I couldn't do it. I couldn't break up the act.

"Ladies and gentlemen, I have known Lou Black for many years," I said, peering into the faces beyond the footlights. "I have known him most of my life, as a matter of fact. And knowing him as I do, I consider the accusations against him entirely credible. I have witnessed firsthand his lies, his cons, his wanton drug abuse." The audience salivated at the salacious details sure to follow. "His involvement with the Fabulous Ontarians comes as no surprise. It's right up his alley. You see, Lou Black is a brilliant, creative man, but his great potential has been squandered in the pursuit of warped and misguided ambition."

Sam Romero was panting with excitement. I took the microphone from his hand and stepped from the podium. "Yes, I know Lou Black about as well as anyone. I have tracked his whole disgraceful career. And I can tell you that the crimes Sam just mentioned are merely the tip of the iceberg, an iceberg of depravity massive enough to sink ten Titanics. Indeed, the persona of the drug-addled con man is only one more facet of Lou Black's disguise, another level of deception to conceal his true offense. And that offense, that blasphemy, ladies and gentleman," I took a deep breath, "is no less than extraterrestrial collaboration." I paused as the words made their way into the audience, repeated from neighbor to neighbor like flames catching along the edge of a piece of paper.

"You heard me: extraterrestrial collaboration.
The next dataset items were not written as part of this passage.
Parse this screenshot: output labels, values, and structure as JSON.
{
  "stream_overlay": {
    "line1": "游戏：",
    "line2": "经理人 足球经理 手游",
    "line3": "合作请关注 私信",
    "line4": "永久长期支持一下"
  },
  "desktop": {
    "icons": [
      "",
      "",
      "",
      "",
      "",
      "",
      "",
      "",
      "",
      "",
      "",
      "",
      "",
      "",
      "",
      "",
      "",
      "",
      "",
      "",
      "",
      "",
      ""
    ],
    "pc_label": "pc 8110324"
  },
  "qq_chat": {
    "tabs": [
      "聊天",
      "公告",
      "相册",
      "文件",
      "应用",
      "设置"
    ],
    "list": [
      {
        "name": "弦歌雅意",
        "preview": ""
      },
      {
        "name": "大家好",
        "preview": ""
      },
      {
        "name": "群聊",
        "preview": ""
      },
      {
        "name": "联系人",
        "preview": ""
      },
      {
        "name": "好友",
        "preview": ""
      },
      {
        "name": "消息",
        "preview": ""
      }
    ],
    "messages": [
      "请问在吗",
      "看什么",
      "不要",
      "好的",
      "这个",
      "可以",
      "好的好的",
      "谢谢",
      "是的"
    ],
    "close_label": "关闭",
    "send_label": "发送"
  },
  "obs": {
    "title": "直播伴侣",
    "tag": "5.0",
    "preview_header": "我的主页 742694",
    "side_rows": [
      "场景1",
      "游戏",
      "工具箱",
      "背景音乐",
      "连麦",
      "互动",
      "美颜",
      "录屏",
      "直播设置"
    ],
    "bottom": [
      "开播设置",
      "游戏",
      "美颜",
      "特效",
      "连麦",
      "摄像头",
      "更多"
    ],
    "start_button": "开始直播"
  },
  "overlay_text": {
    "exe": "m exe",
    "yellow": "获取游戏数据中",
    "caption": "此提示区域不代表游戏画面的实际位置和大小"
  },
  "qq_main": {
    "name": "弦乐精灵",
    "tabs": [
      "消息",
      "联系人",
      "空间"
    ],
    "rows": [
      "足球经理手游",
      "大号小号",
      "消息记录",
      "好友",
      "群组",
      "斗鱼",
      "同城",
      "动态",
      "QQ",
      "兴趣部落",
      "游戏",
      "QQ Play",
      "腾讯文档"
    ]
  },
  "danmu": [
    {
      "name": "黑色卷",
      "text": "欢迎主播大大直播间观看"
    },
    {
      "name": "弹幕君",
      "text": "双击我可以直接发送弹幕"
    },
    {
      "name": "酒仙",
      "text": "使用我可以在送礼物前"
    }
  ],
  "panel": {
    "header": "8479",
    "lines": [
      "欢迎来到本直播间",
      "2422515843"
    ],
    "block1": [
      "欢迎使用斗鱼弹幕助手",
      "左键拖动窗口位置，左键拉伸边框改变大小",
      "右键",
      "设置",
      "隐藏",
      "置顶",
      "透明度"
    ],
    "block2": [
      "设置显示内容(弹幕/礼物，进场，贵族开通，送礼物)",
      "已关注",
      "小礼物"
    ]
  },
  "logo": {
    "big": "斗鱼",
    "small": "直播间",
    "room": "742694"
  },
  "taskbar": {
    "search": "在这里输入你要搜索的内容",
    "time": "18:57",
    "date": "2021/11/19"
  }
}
This," I gestured at the screen, "this is a man who would sell out his own planet to those who would rule us from beyond." Gasps and cries rose from the audience, and the very floor beneath our feet began to rumble. "You see, this is not the first time Mr. Black has been involved with aliens. This time it was the Fabulous Ontarians. In '87, it was the Scandalous Delusians. From '79 through '81, he was in cahoots with the Mob of Andromeda. I could continue," I said to a roomful of slack jaws. Even the worthies hanging on the wall were leaning out of their gilt frames to hear what I would say next. The camera lenses stretched closer, their red lights blinking in wonder.

"Worry not. You are in no danger. Integrated Consciousness was developed expressly to shield you from extraterrestrial interference. The lifestyle science language we used was merely a cover story, developed specifically so as not to alarm you about the real threat. But make no mistake: you must ignore the Fabulous Ontarians. Their message must not be heard. There are some things you are simply not meant to learn, knowledge from which you must be protected, secrets too big to disclose to the common man. Put your faith in Integrated Consciousness, I command you—and turn away from the forbidden wisdom of the Fabulous Ontarians!" The chandeliers clinked overhead and massive discordant pipe-organ arpeggios swelled and echoed throughout the chamber.

Sam Romero finally recovered from his shock long enough to pick up Dr. Turezyn's microphone. "Is this some kind of joke, Andy? Are you feeling all right?" He motioned to the paramedics stationed in the wings.

"All right?" I laughed harshly, backing away from the approaching medical team. The ornate wood panels in the ceiling imploded with a sound like cannon fire, admitting clouds of shrieking bats into the room. "Of course I'm all right. The Fabulous Ontarians are no match for my superior intellect. Stay back, I tell you! Do you have any idea who you're dealing with?" I edged toward a side exit. "Fools! The world is mine!" I drew an oversized ray gun from my pocket and vaporized a chandelier in a burst of light. Screams filled the auditorium. Shrieking maniacally, I leapt through the door and fled into the night.